JACKSONVILLE, Fla. -- Some may find it difficult to believe, but there are homes in northwest Jacksonville that are not connected to the city's water system. There is no potable running water in the area.
"We need it over here," said Hubert Cox. "We need it."
A decade ago, Cox, a small business owner, launched a petition to get the city to bring running water to the residents along U.S. 1 North.
"It is pretty bad," he said. "Sometimes we have to use bleach to make sure it is okay."
The now has plans to interconnect the water lines from Borden Street to Trout River Boulevard. Cox said in his barbershop the subject is a sore point.
"It is critical," said Cox. "There is no decent water to drink."

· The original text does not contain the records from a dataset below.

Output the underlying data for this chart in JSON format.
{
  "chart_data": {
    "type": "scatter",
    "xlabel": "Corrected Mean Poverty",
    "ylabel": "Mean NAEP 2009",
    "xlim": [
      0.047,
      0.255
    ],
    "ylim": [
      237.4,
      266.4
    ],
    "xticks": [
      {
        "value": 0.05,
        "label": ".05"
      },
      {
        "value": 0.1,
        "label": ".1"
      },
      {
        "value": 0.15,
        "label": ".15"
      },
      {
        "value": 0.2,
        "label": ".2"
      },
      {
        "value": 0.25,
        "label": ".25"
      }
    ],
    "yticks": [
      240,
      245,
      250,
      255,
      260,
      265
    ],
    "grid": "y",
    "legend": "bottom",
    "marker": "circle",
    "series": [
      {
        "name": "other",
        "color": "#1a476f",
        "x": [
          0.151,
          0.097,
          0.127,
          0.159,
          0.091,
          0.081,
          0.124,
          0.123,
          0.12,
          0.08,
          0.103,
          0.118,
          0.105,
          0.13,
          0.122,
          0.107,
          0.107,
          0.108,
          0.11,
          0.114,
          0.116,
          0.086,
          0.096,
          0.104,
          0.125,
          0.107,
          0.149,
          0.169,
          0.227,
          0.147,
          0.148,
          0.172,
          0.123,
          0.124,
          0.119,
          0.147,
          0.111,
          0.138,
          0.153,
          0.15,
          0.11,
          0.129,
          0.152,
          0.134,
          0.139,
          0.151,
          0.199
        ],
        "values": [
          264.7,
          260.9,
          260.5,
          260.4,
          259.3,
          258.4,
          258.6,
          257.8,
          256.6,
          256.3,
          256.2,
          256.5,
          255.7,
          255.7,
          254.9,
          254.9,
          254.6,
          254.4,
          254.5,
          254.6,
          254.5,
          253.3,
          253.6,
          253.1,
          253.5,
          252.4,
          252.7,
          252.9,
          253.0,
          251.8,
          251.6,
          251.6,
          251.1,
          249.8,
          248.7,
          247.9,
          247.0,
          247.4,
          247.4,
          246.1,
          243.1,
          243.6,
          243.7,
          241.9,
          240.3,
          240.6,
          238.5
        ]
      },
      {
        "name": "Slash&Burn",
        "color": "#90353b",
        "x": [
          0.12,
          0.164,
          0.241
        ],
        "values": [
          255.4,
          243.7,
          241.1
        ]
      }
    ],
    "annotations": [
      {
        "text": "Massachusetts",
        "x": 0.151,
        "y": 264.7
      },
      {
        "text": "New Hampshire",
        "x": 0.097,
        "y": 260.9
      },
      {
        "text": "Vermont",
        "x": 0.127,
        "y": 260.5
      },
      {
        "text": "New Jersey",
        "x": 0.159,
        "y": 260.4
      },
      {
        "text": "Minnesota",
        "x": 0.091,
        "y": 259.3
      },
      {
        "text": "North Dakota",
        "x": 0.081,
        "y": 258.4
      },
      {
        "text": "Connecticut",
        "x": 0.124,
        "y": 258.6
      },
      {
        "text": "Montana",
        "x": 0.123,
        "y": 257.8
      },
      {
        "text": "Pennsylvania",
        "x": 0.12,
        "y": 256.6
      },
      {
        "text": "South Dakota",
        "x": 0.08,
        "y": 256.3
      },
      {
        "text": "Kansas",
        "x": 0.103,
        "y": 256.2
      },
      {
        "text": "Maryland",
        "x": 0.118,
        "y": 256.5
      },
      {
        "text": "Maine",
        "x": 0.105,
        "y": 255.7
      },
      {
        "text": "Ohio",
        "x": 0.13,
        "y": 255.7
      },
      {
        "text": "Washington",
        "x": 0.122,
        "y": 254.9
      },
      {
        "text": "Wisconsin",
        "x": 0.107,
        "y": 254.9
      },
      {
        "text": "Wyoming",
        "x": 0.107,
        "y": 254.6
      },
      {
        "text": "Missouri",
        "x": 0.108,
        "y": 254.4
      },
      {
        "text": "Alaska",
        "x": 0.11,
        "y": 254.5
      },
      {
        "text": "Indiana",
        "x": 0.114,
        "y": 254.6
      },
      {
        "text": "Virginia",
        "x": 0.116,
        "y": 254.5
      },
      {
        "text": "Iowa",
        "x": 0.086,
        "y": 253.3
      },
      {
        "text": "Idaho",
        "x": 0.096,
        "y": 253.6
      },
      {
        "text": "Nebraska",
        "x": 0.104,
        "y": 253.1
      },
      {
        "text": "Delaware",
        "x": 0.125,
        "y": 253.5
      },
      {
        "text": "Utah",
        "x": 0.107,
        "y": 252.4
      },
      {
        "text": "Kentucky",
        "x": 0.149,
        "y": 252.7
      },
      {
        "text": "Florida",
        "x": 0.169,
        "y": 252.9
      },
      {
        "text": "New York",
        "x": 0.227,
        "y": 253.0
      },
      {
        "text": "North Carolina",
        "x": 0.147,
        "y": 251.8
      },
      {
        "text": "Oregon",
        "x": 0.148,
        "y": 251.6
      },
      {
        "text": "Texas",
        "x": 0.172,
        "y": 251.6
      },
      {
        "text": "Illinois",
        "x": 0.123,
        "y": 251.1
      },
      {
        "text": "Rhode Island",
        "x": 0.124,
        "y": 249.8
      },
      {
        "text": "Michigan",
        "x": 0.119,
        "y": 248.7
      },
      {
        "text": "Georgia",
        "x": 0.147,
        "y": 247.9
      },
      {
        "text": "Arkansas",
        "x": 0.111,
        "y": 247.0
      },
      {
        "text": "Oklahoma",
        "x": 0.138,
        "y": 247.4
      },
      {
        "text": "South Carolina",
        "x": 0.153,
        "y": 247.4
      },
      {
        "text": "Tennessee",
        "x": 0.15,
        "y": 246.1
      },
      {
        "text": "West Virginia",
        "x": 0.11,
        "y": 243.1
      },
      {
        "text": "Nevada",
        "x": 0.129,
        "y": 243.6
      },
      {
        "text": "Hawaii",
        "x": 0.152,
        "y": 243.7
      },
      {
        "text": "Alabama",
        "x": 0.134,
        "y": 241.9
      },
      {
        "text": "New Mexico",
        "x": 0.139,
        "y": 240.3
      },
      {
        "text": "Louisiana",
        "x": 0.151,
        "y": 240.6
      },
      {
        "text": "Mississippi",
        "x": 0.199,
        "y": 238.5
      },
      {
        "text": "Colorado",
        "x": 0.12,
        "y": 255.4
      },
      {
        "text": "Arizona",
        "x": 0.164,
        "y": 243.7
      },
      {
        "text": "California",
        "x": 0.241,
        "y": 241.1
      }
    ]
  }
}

Cox has running water to his business because it is connected to a nearby church which is tied in to a city water line a couple of blocks away from the interstate.
Jacqueline Lowers lives in a house along U.S. 1. She's been there five years and said when she turns on the faucet, tap water is not the only thing that's coming out.
"It smells really bad," she said. "When we have guests, they say 'don't you have to boil the water first?' It smells like rotten eggs."
The area is represented by Jacksonville City Councilman Reggie Brown.
"We have omitted this are for years," said Brown. "That is a tragedy."
Brown said the improvements are long overdue and is now working on legislation to get a project started.
"This is a major highway that runs through our city," said Brown. "We should be outraged."
He said he has $1.3 million in his budget to get it started and he's asking the city to matched that amount. Brown said he has also met with the Florida Department of Transportation to get them involved.
He said long term the project will cost about $47 million.
Brown said his goal is to get things going this year so that by 2016 the residents who are now living without safe clean drinking water can get connected to the city's water system.